Columnist Caitlin Weigel experiments with creating cupcakes from scratch.
I’m a big fan of mini stuff: tiny shampoo bottles in hotels, baby shoes, fun-size candy. If it looks like a gnome-sized version of the original, I’m guaranteed to fall in love with it and try to name it like some weird, inanimate pocket pet.
So in the world of baked goods, I’m obviously drawn to cupcakes. Like baby versions of a real cake, cupcakes offer all the flavor in a portion-perfect size that’s way more conducive to eating on the go. Carrying around an entire cake to snack on is totally possible but generally socially unacceptable.
Their tiny colorful wrappers, their adorable frosting swirled on top, the occasional adornment in the form of sprinkles or sugar crystals – they’re like adorable, edible pieces of art. And the fact that no cutlery is required makes them even more attractive.
Philadelphia has its fair share of cupcakes to offer, and I’ve treated myself at several spots around the city.
One of my most frequented cupcake haunts is Buttercream, more commonly known around Main Campus as the “Cupcake Truck.” This illusive food truck rolls around campus once a week – generally Thursdays – and is definitely worth seeking out.
At $2 a pop, there are always a few exotic treats. Nutella icing, Guinness stout chocolate cake and an absolutely decadent chocolate ganache are all showstoppers.
Philly Cupcake is another notable stop. Its beautiful cupcakery, located at the corner of 12th and Chestnut streets, is a treat for the eyes and the taste buds. Flavors such as Jewish apple strudel and strawberry lemonade are staples at Philly Cupcake, while Twix dream and sweet potato pecan make occasional appearances.
Brown Betty boutique is also among the ranks of major Philly cupcake purveyors. Though its main location is in Northern Liberties, smaller shops can be found in various spots around the city. What sets Brown Betty apart is the size and names of its wares. These big mama cupcakes come with monikers such as “Aunt Ava Says,” “Hattie Don’t Play” and “Company’s Coming.”
Despite having a plethora of options in the way of Philly cupcake spots, I still wanted to try my hand at the baking game.
My home girl Betty Crocker totally has my back on this way with fairly cheap cake mixes. She makes the whole process pretty painless – mix up the box stuff with a few wet ingredients, dump it in some cupcakes liners, bake and there you have them: cupcakes. Throw on a can of icing made by my favorite ticklish, naked albino in a chef’s hat and you’re good as gold.
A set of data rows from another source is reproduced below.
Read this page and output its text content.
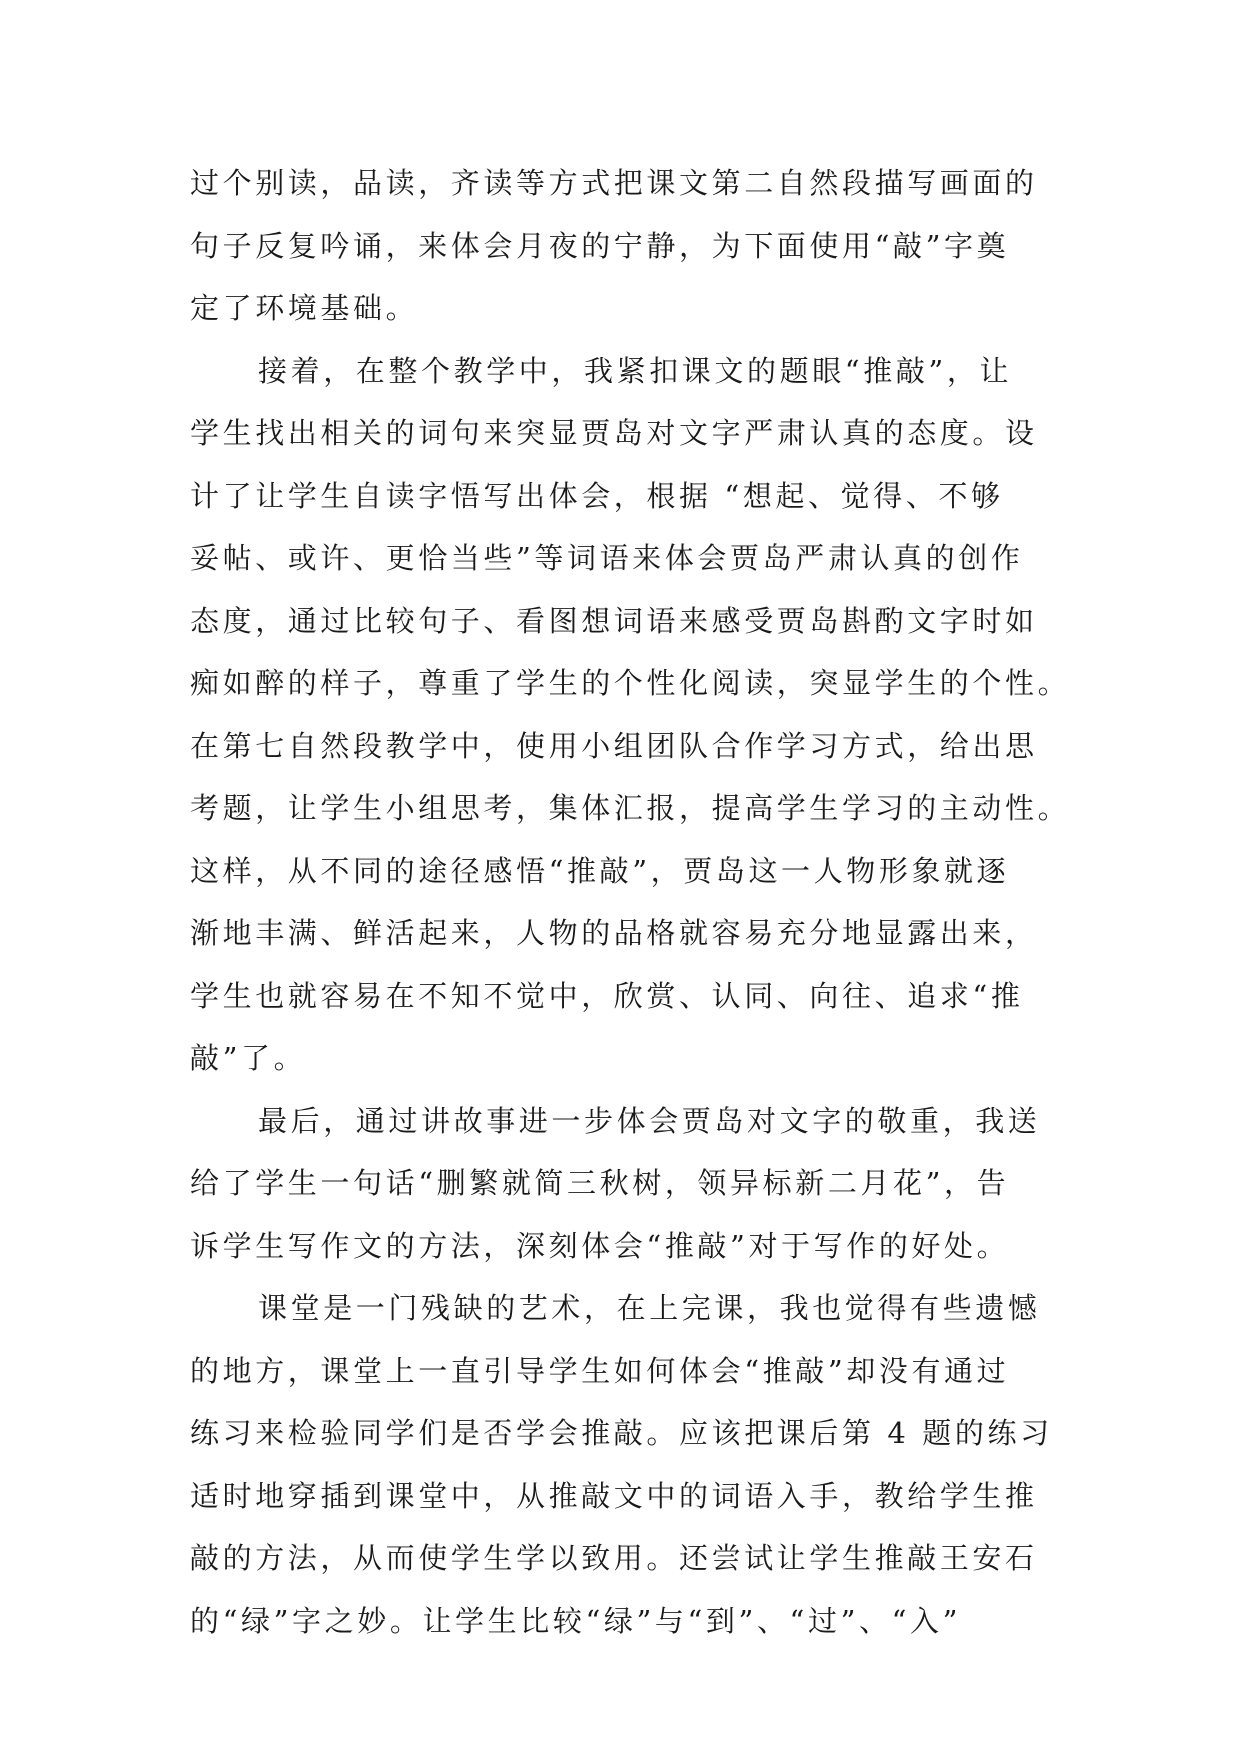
过个别读，品读，齐读等方式把课文第二自然段描写画面的
句子反复吟诵，来体会月夜的宁静，为下面使用“敲”字奠
定了环境基础。
接着，在整个教学中，我紧扣课文的题眼“推敲”，让
学生找出相关的词句来突显贾岛对文字严肃认真的态度。设
计了让学生自读字悟写出体会，根据 “想起、觉得、不够
妥帖、或许、更恰当些”等词语来体会贾岛严肃认真的创作
态度，通过比较句子、看图想词语来感受贾岛斟酌文字时如
痴如醉的样子，尊重了学生的个性化阅读，突显学生的个性。
在第七自然段教学中，使用小组团队合作学习方式，给出思
考题，让学生小组思考，集体汇报，提高学生学习的主动性。
这样，从不同的途径感悟“推敲”，贾岛这一人物形象就逐
渐地丰满、鲜活起来，人物的品格就容易充分地显露出来，
学生也就容易在不知不觉中，欣赏、认同、向往、追求“推
敲”了。
最后，通过讲故事进一步体会贾岛对文字的敬重，我送
给了学生一句话“删繁就简三秋树，领异标新二月花”，告
诉学生写作文的方法，深刻体会“推敲”对于写作的好处。
课堂是一门残缺的艺术，在上完课，我也觉得有些遗憾
的地方，课堂上一直引导学生如何体会“推敲”却没有通过
练习来检验同学们是否学会推敲。应该把课后第 4 题的练习
适时地穿插到课堂中，从推敲文中的词语入手，教给学生推
敲的方法，从而使学生学以致用。还尝试让学生推敲王安石
的“绿”字之妙。让学生比较“绿”与“到”、“过”、“入”
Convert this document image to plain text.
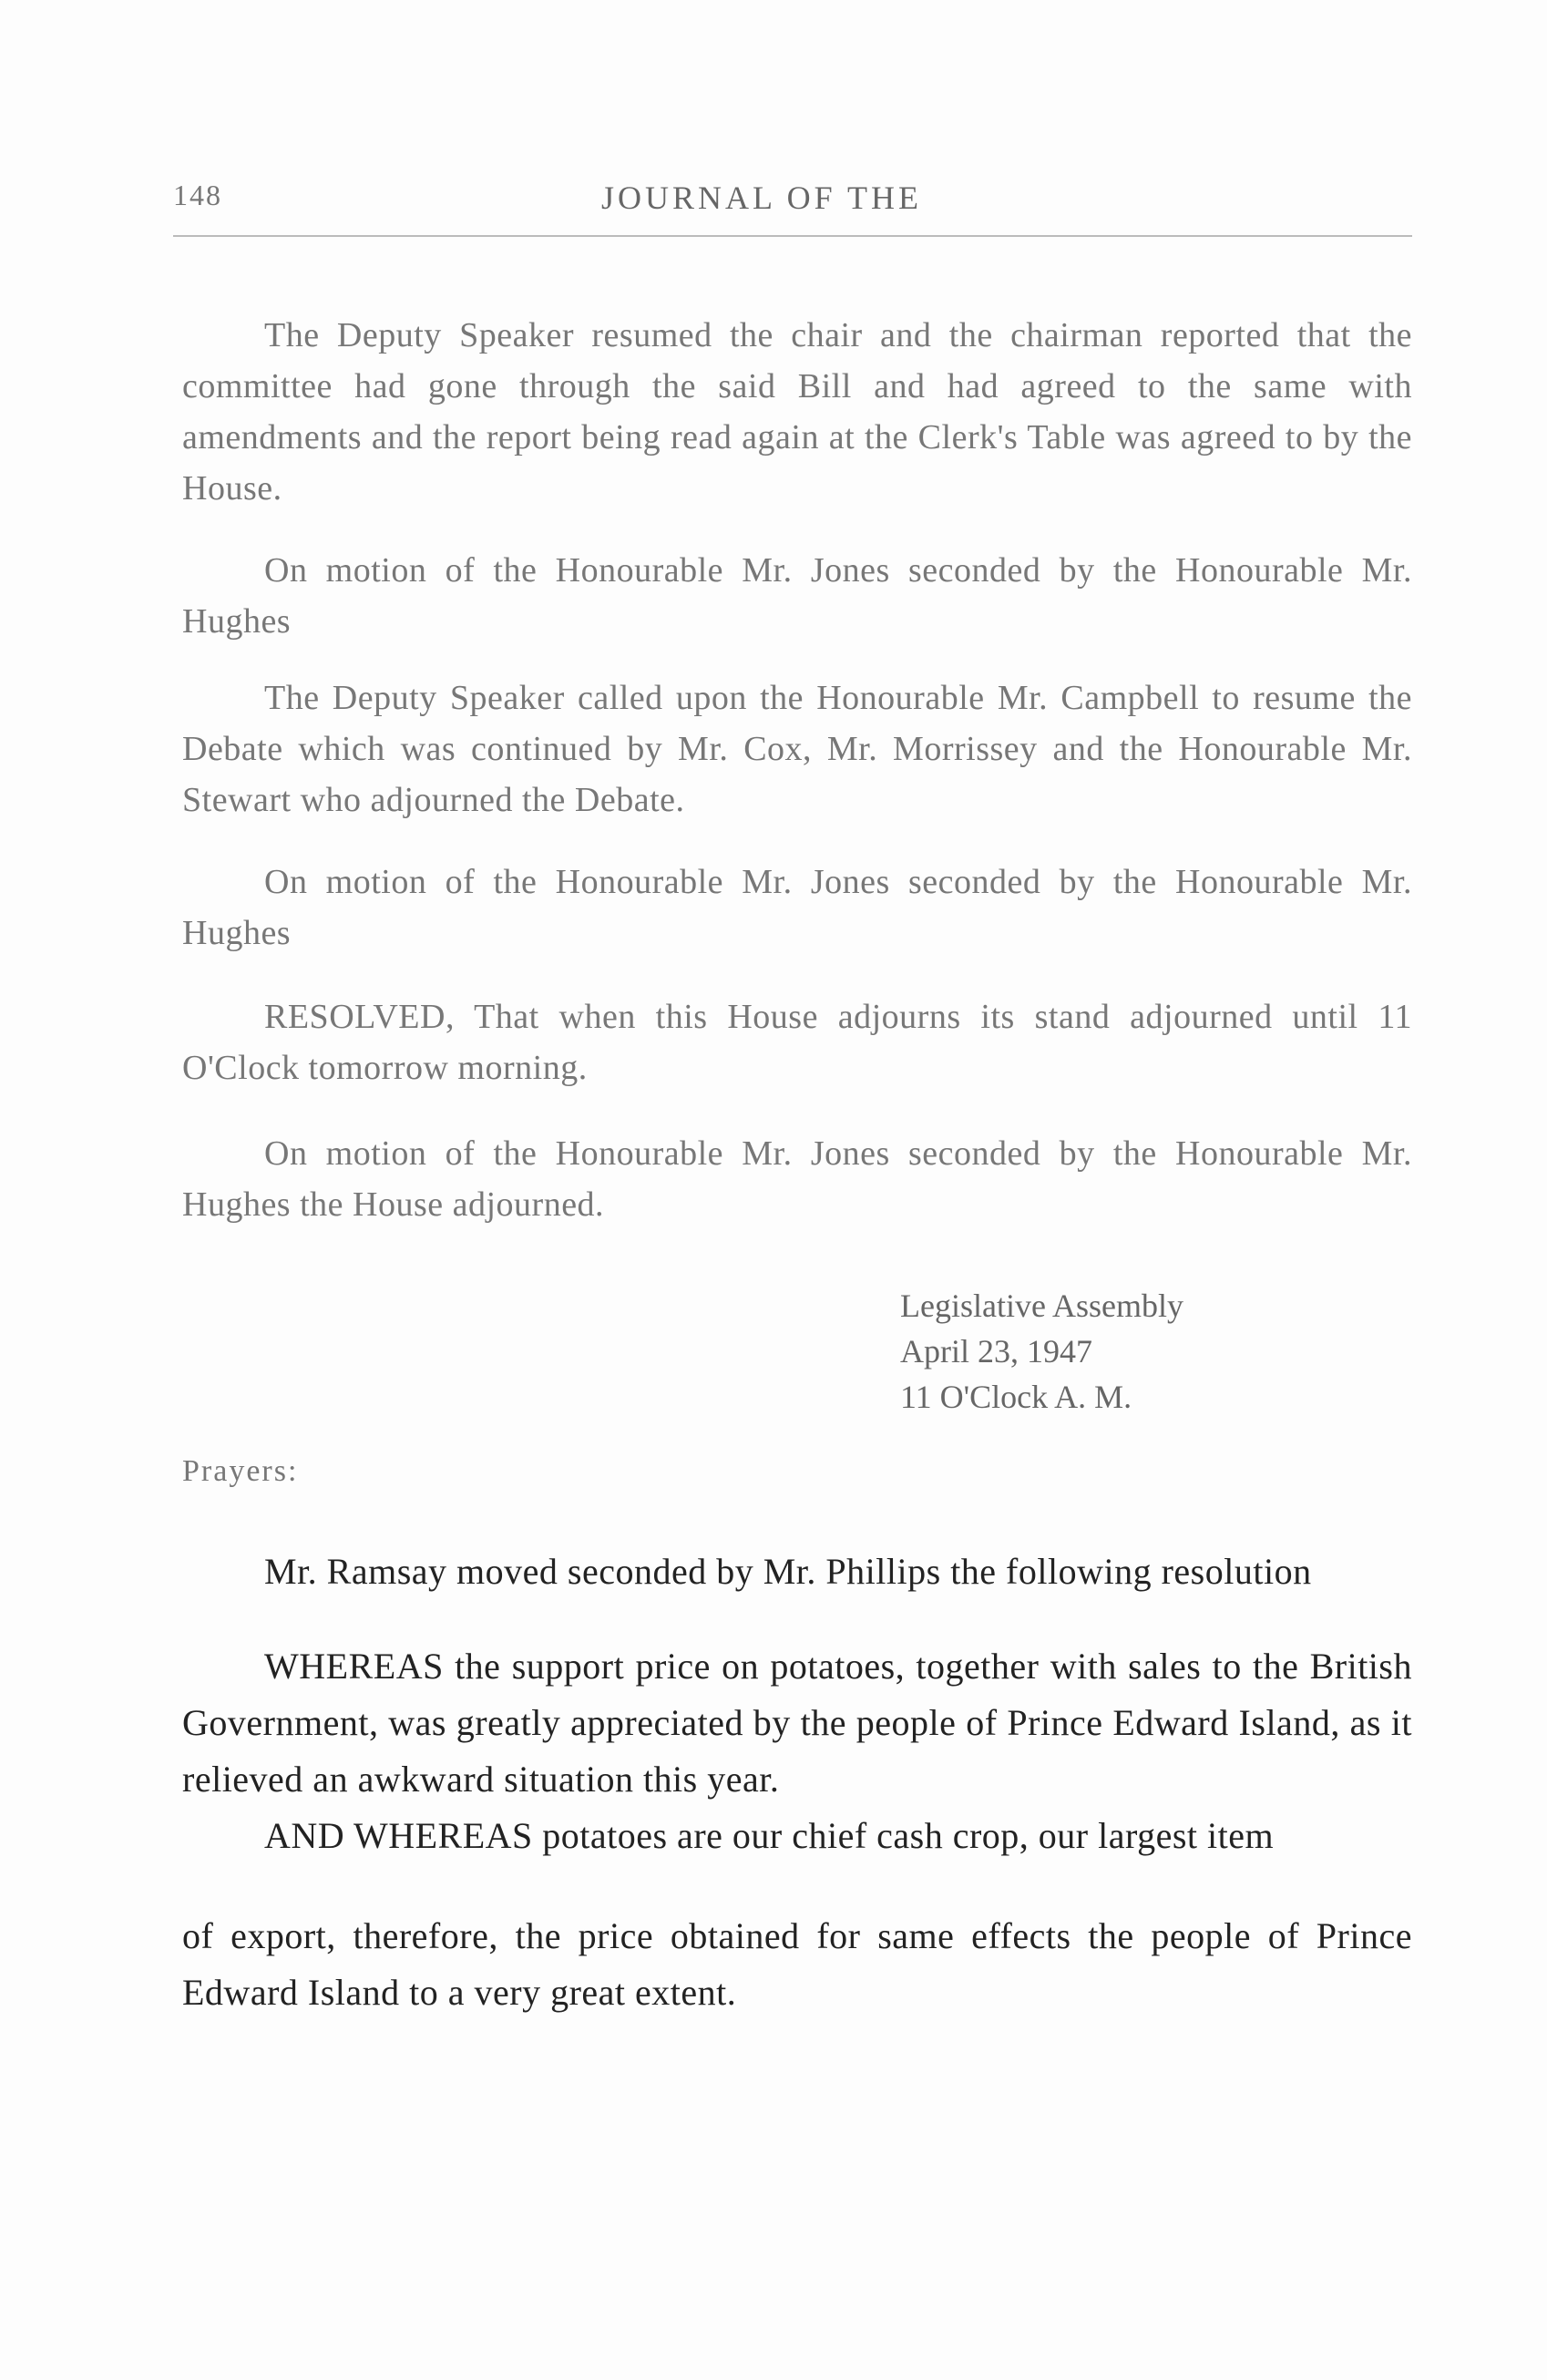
148	JOURNAL OF THE

The Deputy Speaker resumed the chair and the chairman reported that the committee had gone through the said Bill and had agreed to the same with amendments and the report being read again at the Clerk's Table was agreed to by the House.

On motion of the Honourable Mr. Jones seconded by the Honourable Mr. Hughes

The Deputy Speaker called upon the Honourable Mr. Campbell to resume the Debate which was continued by Mr. Cox, Mr. Morrissey and the Honourable Mr. Stewart who adjourned the Debate.

On motion of the Honourable Mr. Jones seconded by the Honourable Mr. Hughes

RESOLVED, That when this House adjourns its stand adjourned until 11 O'Clock tomorrow morning.

On motion of the Honourable Mr. Jones seconded by the Honourable Mr. Hughes the House adjourned.

Legislative Assembly
April 23, 1947
11 O'Clock A. M.
Prayers:

Mr. Ramsay moved seconded by Mr. Phillips the following resolution

WHEREAS the support price on potatoes, together with sales to the British Government, was greatly appreciated by the people of Prince Edward Island, as it relieved an awkward situation this year.

AND WHEREAS potatoes are our chief cash crop, our largest item

of export, therefore, the price obtained for same effects the people of Prince Edward Island to a very great extent.
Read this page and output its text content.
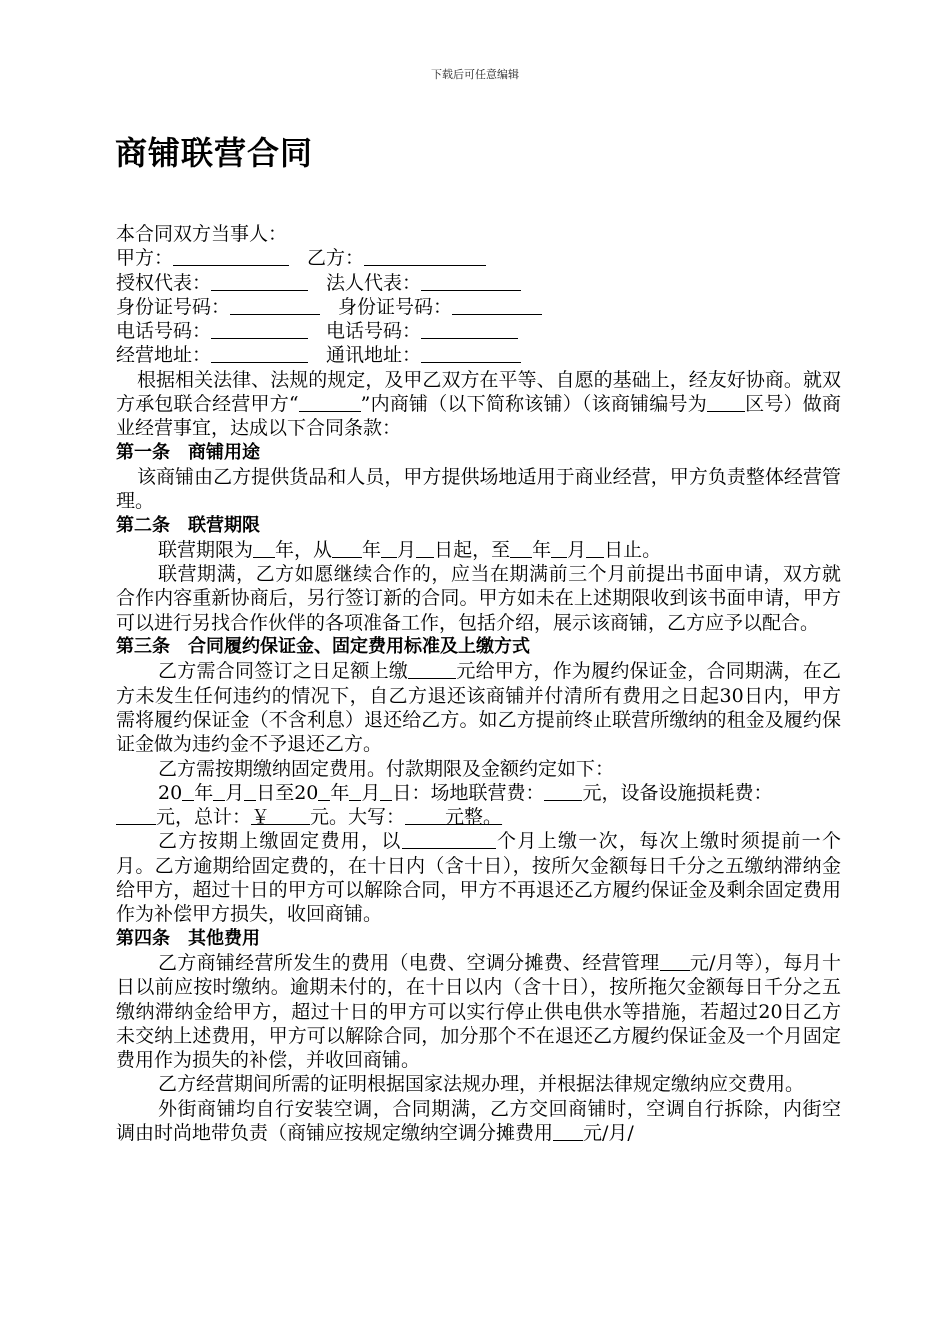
下载后可任意编辑
商铺联营合同
本合同双方当事人：
甲方：	乙方：
授权代表：	法人代表：
身份证号码：	身份证号码：
电话号码：	电话号码：
经营地址：	通讯地址：
根据相关法律、法规的规定，及甲乙双方在平等、自愿的基础上，经友好协商。就双方承包联合经营甲方“	”内商铺（以下简称该铺）（该商铺编号为 区号）做商业经营事宜，达成以下合同条款：
第一条　商铺用途
该商铺由乙方提供货品和人员，甲方提供场地适用于商业经营，甲方负责整体经营管理。
第二条　联营期限
联营期限为 年，从 年 月 日起，至 年 月 日止。
联营期满，乙方如愿继续合作的，应当在期满前三个月前提出书面申请，双方就合作内容重新协商后，另行签订新的合同。甲方如未在上述期限收到该书面申请，甲方可以进行另找合作伙伴的各项准备工作，包括介绍，展示该商铺，乙方应予以配合。
第三条　合同履约保证金、固定费用标准及上缴方式
乙方需合同签订之日足额上缴	元给甲方，作为履约保证金，合同期满，在乙方未发生任何违约的情况下，自乙方退还该商铺并付清所有费用之日起30日内，甲方需将履约保证金（不含利息）退还给乙方。如乙方提前终止联营所缴纳的租金及履约保证金做为违约金不予退还乙方。
乙方需按期缴纳固定费用。付款期限及金额约定如下：
20 年 月 日至20 年 月 日：场地联营费： 元，设备设施损耗费：
元，总计：￥ 元。大写： 元整。
乙方按期上缴固定费用，以	个月上缴一次，每次上缴时须提前一个月。乙方逾期给固定费的，在十日内（含十日），按所欠金额每日千分之五缴纳滞纳金给甲方，超过十日的甲方可以解除合同，甲方不再退还乙方履约保证金及剩余固定费用作为补偿甲方损失，收回商铺。
第四条　其他费用
乙方商铺经营所发生的费用（电费、空调分摊费、经营管理 元/月等），每月十日以前应按时缴纳。逾期未付的，在十日以内（含十日），按所拖欠金额每日千分之五缴纳滞纳金给甲方，超过十日的甲方可以实行停止供电供水等措施，若超过20日乙方未交纳上述费用，甲方可以解除合同，加分那个不在退还乙方履约保证金及一个月固定费用作为损失的补偿，并收回商铺。
乙方经营期间所需的证明根据国家法规办理，并根据法律规定缴纳应交费用。
外街商铺均自行安装空调，合同期满，乙方交回商铺时，空调自行拆除，内街空调由时尚地带负责（商铺应按规定缴纳空调分摊费用 元/月/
But I wanted the process to be more of a challenge. No offense to Crocker and Pilsbury, but I wanted a more rewarding experience in the kitchen. So I sought a recipe that would allow me to boast those two sacred words: “from scratch.”
Saying something is made “from scratch” is the baking equivalent of having massive balls. “From scratch” means you didn’t wuss out, and you didn’t try to take shortcuts. It means that you were a kitchen warrior who baked right, armed with measuring cups and an arsenal of dry ingredients. “From scratch” means you’re the real deal.
So I set out to earn my baking street cred with a recipe for margarita cupcakes. A limey cake with a tequila laced frosting – sounds like a plan to me. And worse case scenario, I end up with some lumpy cake batter and a bottle of Tequila. That still qualifies as dessert in my book.
I followed the recipe diligently. I measured my dry ingredients like a top-notch scientist in a government research lab. I broke a sweat zesting a lime. I may have added an extra shot of booze to the icing, but in the end, those cupcakes were perfection. They were my precious babies, and you could taste the love in every bite.
Making cupcakes the hardcore way was definitely worth it. Not only did they taste like bliss, but there were enough to share with friends (or bribe strangers to become my friends), and they were relatively cheap to make.
But don’t feel bad about stopping in any of Philadelphia’s cupcake shops. There are tons of exciting flavors to try, and the shops are still small enough that you can taste the love in their little cakes too.
Little cakes is such a weird phrase.